F-35 Needs Modernized AETP [Adaptive Engine Transition Program] to Fight into 2080s
The new Adaptive Engine Transition Program may dramatically improve fuel efficiency, thrust, and thermal management of the F-35
·
By Kris Osborn, President, Center for Military Modernization
(Washington DC) The Air Force plans to fly its 5th-generation F-35 all the way into the 2070s and beyond, in large measure, by advancing an ambitious continuous modernization program that relies heavily upon computing, mission systems, sensing, and software upgrades.
F-35 Modernization Through the 2070s
Many have seen throughout the years that incremental software “drops” for the F-35 have ushered in paradigm-changing improvements such as a vastly expanded weapons envelope and guidance, and the new edition of interfaces to accommodate new weapons systems.
The Pentagon’s continuous modernization program for the F-35 was unveiled and articulated to Congress by the Joint Strike Fighter Program office many years ago, and it’s based upon the premise that the majority of breakthrough technologies in coming years are likely to be in areas of computing, sensing, weapons guidance, and mission systems.

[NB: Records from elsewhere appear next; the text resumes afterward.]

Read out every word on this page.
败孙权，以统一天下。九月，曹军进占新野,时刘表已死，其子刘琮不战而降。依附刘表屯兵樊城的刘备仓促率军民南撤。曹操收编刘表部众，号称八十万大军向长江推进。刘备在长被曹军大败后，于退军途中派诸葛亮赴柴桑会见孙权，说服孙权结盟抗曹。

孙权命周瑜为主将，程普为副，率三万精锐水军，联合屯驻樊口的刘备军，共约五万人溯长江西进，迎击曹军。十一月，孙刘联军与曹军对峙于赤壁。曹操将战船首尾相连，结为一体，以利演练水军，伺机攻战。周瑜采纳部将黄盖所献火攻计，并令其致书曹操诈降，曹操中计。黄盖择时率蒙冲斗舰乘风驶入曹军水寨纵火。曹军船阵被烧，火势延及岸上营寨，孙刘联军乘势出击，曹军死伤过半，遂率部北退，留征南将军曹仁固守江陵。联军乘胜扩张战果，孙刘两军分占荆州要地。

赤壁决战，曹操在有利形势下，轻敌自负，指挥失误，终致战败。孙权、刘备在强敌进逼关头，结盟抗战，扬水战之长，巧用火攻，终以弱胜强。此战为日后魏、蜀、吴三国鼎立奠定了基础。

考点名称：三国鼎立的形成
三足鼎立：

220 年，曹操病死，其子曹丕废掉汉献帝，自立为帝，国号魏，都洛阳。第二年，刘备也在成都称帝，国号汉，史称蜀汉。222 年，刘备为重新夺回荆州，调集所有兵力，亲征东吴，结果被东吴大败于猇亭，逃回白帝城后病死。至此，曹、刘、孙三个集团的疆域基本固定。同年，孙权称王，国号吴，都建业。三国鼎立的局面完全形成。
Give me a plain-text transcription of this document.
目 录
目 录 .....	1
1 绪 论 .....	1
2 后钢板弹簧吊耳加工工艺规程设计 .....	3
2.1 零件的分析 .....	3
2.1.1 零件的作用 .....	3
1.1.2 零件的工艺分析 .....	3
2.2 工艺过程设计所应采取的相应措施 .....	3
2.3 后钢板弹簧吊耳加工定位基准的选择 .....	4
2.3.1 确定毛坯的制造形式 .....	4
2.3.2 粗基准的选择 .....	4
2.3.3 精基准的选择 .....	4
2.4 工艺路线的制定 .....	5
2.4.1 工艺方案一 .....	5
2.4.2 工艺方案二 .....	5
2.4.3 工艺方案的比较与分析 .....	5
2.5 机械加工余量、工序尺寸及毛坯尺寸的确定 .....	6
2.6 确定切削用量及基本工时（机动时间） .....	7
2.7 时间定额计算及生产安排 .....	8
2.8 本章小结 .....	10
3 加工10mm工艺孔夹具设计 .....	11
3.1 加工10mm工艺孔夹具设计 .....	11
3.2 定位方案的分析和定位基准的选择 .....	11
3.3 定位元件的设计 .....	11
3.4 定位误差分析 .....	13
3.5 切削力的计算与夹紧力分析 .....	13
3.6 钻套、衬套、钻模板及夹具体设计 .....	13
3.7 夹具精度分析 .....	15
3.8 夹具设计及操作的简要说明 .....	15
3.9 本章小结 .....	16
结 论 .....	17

These are all things that can be upgraded through software “drops” for the F-35, a process that has progressively become more continuous, timely, and ongoing instead of being restricted to pre-planned drops years apart. The concept is to integrate software upgrades at the speed of change to, as the Pentagon described it, “continuously” upgrade the F-35 rapidly in coming years.
Software upgrades can completely transform the attack functionality of the F-35, with the integration of new weapons such as Stormbreaker, an innovative air-fired, all-weather weapon able to track and destroy moving targets at ranges out to 40 miles. Stormbreaker, which has been integrated into the F-35 with software drops in recent years, operates with a tri-mode seeker, meaning it can track and destroy targets with infrared RF guidance, laser targeting, and all-weather millimeter wave sensing.
Software upgrades have enabled the air-to-air AIM-9X weapon to fire off-boresight and shift course in flight to destroy a target behind it or on the side.